This repository provides an example of generating a dataset with an agent-based approach. The dataset contains customer purchase histories, and is created by simulating interactions between products, customers, and stores.
- main.py: The main script responsible for generating the TRANSACTIONS table using an agent-based approach.
- params.yaml: A configuration file containing various parameters that can be used to fine-tune the generation of the TRANSACTIONS table.
- PRODUCTS.csv: A synthetically generated table containing information about various products.
- CUSTOMERS.csv: A synthetically generated table containing information about customers.
- STORES.csv: A synthetically generated table containing information about stores.
- TRANSACTIONS.csv: The output file containing the generated customer purchase histories.

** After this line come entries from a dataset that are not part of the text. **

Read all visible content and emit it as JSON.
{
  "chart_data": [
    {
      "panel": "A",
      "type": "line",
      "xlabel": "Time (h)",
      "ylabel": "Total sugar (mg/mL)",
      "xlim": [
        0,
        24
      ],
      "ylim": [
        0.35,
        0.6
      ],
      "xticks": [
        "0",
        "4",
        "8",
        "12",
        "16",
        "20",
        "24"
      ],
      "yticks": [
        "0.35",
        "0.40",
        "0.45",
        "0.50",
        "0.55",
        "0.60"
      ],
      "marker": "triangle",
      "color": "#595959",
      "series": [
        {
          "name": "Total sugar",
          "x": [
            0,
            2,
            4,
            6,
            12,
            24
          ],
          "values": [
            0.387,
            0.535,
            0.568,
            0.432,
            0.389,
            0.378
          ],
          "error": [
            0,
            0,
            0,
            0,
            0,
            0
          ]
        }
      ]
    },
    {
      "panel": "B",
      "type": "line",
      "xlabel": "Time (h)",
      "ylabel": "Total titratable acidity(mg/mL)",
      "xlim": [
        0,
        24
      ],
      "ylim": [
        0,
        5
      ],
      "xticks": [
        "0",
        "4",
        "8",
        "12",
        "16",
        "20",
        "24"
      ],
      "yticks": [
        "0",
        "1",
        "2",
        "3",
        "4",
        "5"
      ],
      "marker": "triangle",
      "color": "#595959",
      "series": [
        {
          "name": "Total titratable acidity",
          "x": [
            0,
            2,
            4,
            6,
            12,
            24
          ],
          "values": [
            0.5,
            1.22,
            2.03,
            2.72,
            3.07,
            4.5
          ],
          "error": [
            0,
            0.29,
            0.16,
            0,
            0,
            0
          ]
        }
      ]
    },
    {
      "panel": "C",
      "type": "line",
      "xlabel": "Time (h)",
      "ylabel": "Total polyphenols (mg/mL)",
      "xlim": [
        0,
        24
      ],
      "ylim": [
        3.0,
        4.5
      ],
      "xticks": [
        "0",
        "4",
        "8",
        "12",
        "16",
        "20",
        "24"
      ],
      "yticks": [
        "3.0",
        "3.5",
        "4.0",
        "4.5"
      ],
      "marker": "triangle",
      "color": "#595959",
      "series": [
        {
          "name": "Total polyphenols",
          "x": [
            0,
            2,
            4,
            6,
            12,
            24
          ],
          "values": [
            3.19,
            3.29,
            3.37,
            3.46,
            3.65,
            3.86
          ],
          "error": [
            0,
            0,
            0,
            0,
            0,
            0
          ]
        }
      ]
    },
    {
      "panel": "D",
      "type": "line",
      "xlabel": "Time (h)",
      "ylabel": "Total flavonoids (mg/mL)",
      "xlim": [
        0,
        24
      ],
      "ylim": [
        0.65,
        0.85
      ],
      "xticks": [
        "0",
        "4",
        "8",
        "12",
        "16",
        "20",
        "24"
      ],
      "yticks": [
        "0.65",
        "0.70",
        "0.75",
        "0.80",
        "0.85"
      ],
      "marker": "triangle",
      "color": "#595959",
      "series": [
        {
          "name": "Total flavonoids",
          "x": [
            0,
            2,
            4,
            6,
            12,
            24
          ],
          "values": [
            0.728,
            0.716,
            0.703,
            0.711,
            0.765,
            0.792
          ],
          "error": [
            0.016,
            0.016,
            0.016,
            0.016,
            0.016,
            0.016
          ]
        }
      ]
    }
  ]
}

To generate the TRANSACTIONS table, simply run the main.py script:
python main.py
This will produce a TRANSACTIONS.csv file containing customer purchase histories generated using the agent-based approach.
Configuration You can customize the dataset generation by modifying the parameters in the params.yaml file. Some of the parameters you can adjust include:
- num_transactions: The total number of transactions to generate.
- min_products_per_transaction: The minimum number of products per transaction.
- max_products_per_transaction: The maximum number of products per transaction.
- n_days: number of days covered by the simulation.
- n_customers: number of agents to include in the simulation.
- price_propensity[1-10]: this coefficient can be used to tune the probability distribution defining the probability of a purchase as a function of the product price (see docs for more details).
- income_propensity[0-0.8]: this coefficient defines a modifier to the purchase propensity based on the agent income (see docs for more details).